La segunda razón para adoptar el método de situar la conciencia cristiana de Dios en el marco más amplio de la historia religiosa en su conjunto se relaciona con los intereses del pensamiento cristiano y la apologética. Solo así podemos aspirar a una defensa eficaz de la fe cristiana para el mundo moderno. Este mundo está dominado por las nociones de evolución y continuidad. Quizás sea un defecto que las ideas de ruptura abrupta y antítesis fundamental no le resulten fáciles de aplicar; pero debemos seguir la mentalidad moderna en la medida de lo posible, aunque al final descubramos que hay un elemento en la visión cristiana del mundo y de Dios que no encaja en un esquema meramente evolutivo. En cualquier caso, conviene que nos detengamos primero en los elementos comunes y los motivos universales que atraviesan toda religión. Si estamos convencidos de que la experiencia religiosa de la humanidad no es completamente ilusoria, sino que puede considerarse, en cierto modo, una experiencia de la realidad, y si además vemos razones para creer que es una experiencia progresiva de la Realidad, o más bien, que se puede discernir en ella un desarrollo ascendente, es posible rastrear esa línea de desarrollo y demostrar que desemboca en la experiencia cristiana de Dios y en la concepción cristiana de Dios. [ p. 5 ]
Este capítulo y los dos siguientes pueden sugerir una línea de pensamiento que conduzca a esa conclusión.

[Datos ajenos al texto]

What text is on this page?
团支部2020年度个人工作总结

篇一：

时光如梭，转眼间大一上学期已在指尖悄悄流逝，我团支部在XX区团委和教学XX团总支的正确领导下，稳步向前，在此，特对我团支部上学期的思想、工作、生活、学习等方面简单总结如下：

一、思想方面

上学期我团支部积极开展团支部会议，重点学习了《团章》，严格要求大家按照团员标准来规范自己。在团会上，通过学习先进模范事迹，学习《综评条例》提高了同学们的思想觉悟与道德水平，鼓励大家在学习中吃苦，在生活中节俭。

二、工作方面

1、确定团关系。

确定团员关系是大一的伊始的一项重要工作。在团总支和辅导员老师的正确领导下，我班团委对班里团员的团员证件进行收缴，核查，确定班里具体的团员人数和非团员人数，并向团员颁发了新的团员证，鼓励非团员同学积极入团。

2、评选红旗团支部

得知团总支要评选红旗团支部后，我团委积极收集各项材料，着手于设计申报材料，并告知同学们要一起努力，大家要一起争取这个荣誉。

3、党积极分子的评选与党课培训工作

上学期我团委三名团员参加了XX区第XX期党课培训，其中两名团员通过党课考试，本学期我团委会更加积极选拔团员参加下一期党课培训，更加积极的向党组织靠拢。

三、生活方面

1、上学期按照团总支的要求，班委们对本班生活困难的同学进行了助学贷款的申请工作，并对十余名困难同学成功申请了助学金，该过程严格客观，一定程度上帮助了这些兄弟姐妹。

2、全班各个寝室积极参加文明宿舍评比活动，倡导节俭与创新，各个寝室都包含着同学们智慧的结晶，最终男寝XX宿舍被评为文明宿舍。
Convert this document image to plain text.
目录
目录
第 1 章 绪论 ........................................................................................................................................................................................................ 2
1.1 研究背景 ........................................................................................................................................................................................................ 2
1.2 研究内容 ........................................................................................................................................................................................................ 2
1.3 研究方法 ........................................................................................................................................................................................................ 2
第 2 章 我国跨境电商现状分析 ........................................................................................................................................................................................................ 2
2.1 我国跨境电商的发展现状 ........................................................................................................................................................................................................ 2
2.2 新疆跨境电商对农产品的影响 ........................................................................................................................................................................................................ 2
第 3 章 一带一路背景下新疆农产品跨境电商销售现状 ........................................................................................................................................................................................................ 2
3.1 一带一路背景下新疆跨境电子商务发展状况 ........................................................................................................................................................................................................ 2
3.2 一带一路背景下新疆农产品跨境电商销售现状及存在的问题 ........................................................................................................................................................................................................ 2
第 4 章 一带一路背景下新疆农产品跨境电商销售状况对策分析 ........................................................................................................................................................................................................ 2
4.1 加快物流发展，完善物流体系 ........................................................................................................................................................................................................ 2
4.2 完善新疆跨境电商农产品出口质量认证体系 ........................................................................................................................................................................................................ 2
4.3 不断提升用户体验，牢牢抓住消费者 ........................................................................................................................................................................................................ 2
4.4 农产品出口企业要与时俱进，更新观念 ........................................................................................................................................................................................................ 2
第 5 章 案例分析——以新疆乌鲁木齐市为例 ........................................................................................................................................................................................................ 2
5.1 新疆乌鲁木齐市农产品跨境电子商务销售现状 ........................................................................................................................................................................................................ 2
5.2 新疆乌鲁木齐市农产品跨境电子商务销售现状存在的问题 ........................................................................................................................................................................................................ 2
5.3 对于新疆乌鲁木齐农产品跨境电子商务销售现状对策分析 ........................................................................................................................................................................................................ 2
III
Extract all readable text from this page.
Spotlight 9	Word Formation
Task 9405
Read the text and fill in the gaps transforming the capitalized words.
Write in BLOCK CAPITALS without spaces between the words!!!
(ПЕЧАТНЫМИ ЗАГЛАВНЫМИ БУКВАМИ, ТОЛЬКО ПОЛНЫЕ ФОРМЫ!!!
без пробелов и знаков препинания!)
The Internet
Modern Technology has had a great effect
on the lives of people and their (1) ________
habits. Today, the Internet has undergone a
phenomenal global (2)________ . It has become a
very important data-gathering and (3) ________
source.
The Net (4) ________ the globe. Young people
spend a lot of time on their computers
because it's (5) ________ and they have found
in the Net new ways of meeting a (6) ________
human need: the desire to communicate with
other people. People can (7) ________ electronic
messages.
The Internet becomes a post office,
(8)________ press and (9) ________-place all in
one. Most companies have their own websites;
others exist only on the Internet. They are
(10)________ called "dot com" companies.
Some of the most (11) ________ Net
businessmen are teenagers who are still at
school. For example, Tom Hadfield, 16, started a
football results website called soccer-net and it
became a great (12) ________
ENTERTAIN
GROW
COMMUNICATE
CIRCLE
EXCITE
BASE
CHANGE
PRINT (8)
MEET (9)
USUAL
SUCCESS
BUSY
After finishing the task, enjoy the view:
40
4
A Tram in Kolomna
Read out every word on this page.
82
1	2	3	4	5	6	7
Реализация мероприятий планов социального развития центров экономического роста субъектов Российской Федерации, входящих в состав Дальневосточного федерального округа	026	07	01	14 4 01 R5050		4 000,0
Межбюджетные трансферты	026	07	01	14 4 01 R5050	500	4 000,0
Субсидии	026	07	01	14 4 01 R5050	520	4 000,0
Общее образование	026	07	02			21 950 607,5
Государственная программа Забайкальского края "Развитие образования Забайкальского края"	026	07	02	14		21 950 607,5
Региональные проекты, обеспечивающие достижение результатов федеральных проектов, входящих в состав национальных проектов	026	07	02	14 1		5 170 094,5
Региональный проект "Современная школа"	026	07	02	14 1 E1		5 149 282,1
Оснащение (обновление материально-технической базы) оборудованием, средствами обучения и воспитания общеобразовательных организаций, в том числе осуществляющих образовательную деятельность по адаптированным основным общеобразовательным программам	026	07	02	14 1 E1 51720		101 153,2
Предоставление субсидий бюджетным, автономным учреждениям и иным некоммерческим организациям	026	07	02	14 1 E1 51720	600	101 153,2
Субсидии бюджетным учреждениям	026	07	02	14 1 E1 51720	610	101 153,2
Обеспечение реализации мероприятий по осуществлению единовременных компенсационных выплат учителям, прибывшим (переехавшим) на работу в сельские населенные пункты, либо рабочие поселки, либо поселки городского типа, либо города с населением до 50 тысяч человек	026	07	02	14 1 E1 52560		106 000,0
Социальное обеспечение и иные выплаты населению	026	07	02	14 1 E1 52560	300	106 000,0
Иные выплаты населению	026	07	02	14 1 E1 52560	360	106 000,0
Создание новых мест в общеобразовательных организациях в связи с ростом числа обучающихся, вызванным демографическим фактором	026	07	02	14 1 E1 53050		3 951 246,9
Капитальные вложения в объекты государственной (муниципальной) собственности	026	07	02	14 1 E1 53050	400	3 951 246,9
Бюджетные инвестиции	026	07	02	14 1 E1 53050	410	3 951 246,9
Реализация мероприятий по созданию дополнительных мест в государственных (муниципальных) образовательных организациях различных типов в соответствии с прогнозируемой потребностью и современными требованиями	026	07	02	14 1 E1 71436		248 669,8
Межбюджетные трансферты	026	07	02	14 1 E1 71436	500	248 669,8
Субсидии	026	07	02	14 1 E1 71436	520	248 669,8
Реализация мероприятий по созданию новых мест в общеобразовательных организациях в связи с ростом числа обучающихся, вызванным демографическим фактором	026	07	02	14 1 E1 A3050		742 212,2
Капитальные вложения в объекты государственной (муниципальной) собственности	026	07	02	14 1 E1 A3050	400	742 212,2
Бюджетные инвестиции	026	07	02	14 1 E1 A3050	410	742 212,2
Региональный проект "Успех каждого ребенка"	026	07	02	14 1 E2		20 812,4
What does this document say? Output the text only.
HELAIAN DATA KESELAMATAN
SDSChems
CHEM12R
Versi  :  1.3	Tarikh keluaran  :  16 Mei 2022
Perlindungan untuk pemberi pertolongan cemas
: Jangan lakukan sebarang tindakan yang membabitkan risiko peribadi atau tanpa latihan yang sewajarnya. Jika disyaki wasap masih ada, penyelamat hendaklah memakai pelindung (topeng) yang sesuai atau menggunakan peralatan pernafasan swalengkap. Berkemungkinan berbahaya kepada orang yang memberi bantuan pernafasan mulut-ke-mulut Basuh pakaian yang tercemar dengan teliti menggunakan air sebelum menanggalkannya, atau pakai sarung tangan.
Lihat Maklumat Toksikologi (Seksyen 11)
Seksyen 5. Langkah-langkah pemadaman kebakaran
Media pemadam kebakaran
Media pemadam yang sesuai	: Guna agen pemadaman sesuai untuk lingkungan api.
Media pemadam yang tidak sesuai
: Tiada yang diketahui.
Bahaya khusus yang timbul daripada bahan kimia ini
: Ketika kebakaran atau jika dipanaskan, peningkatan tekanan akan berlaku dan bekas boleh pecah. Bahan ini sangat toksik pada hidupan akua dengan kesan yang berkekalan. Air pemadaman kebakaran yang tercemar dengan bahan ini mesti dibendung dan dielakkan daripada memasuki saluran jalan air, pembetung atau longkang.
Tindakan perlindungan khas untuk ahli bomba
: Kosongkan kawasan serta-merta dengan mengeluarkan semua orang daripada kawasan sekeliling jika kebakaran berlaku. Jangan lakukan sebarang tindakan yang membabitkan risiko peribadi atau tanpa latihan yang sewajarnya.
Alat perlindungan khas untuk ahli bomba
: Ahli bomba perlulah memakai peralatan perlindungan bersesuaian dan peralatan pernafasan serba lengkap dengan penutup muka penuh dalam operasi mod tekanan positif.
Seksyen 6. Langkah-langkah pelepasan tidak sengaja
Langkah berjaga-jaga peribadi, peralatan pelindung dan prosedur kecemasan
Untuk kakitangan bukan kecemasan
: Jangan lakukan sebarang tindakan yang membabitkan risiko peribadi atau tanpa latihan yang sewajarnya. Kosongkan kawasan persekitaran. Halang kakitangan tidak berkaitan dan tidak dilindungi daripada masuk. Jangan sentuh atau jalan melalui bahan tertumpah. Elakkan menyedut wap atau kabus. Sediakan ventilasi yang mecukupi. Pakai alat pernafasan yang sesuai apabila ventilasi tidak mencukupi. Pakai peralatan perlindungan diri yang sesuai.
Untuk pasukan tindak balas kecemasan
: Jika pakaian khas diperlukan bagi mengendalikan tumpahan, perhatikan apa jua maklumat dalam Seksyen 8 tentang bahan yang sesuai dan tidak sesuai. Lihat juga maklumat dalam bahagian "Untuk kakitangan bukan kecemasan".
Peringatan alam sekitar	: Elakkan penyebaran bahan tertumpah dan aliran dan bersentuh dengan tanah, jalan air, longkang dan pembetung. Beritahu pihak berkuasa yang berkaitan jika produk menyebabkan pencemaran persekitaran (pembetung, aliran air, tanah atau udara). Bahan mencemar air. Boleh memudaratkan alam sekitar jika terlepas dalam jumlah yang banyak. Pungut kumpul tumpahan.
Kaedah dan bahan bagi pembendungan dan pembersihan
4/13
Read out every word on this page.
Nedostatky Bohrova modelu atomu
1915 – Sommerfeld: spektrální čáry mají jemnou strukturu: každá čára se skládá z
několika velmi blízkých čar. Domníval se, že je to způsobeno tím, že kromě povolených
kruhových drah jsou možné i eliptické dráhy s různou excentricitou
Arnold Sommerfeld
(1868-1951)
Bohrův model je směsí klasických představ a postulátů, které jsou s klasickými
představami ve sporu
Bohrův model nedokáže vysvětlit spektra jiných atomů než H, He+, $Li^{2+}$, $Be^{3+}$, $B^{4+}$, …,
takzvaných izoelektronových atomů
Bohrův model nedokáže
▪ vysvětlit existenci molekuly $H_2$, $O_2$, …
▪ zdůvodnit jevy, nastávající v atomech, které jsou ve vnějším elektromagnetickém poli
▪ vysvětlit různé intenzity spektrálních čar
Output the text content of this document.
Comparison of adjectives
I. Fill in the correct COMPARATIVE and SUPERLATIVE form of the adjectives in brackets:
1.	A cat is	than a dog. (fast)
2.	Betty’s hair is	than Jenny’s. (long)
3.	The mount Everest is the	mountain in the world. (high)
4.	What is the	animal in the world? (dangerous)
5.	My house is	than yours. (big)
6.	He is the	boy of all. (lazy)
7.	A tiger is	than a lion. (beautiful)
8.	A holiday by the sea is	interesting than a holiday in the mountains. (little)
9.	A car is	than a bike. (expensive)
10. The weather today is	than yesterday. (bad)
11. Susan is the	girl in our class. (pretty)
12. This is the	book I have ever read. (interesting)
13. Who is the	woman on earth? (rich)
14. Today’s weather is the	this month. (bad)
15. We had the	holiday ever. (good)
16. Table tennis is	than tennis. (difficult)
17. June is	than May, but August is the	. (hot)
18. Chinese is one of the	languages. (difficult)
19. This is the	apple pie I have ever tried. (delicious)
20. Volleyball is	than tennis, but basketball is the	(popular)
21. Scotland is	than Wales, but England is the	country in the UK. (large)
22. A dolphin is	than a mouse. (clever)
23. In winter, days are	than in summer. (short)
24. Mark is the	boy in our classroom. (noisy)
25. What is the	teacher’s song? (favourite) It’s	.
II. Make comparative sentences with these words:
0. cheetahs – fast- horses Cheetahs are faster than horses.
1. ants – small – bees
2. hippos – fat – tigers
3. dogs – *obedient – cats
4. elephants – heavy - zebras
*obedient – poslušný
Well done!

El problema de la «definición» de la religión ha sido un tema predilecto de los filósofos, y sus trabajos han dado fruto, al menos, en una gran cantidad de fórmulas, si no quizás en gran iluminación. Sería fácil elaborar una lista de cien definiciones, todas diferentes entre sí. Una revisión de estos ensayos, que abarcan desde la cínica sentencia de Salomon Reinach de que «la religión es una suma de escrúpulos que impiden el libre uso de nuestras facultades» hasta la evasiva frase de Matthew Arnold sobre la «moralidad conmovida por la emoción», revela que la mayoría de ellos tienen un propósito ajeno a la filosofía. Están concebidos desde la perspectiva de la psicología, la antropología o la «sociología» y, por ello, son parciales y abstractos. No responden a la pregunta que realmente nos planteamos. Deseamos saber cómo habría llamado Aristóteles los τέλος o φύσις de la religión. Nos interesa saber qué impulsa al hombre a la búsqueda de Dios, o qué lo seduce, qué es la religión en su esencia; y esta indagación se nos propone al margen de cualquier opinión que podamos tener sobre la verdad de cualquier religión en particular. Aunque, con el Sr. Bertrand Russell, podamos estar convencidos de que la religión se basa en la ilusión, esta es tan persistente, una característica tan permanente de la cultura humana en todas sus fases, que no podemos atribuirla a la superficie de la psique ni a circunstancias fortuitas, sino que debemos buscar su raíz en la naturaleza misma de la mente humana. Los acontecimientos contemporáneos refuerzan e ilustran esta afirmación. La Rusia bolchevique nos ha presentado un ejemplo, el primero en la historia, de un gran grupo social fundado explícitamente sobre una base antirreligiosa; sin embargo, esa sociedad no solo ha sido incapaz de [ p. 6 ] erradicar la antigua religión, pero, como han señalado el Sr. Keynes y otros observadores, ésta se ha convertido en el órgano de una nueva religión cuya Biblia es El Capital y su deidad Lenin.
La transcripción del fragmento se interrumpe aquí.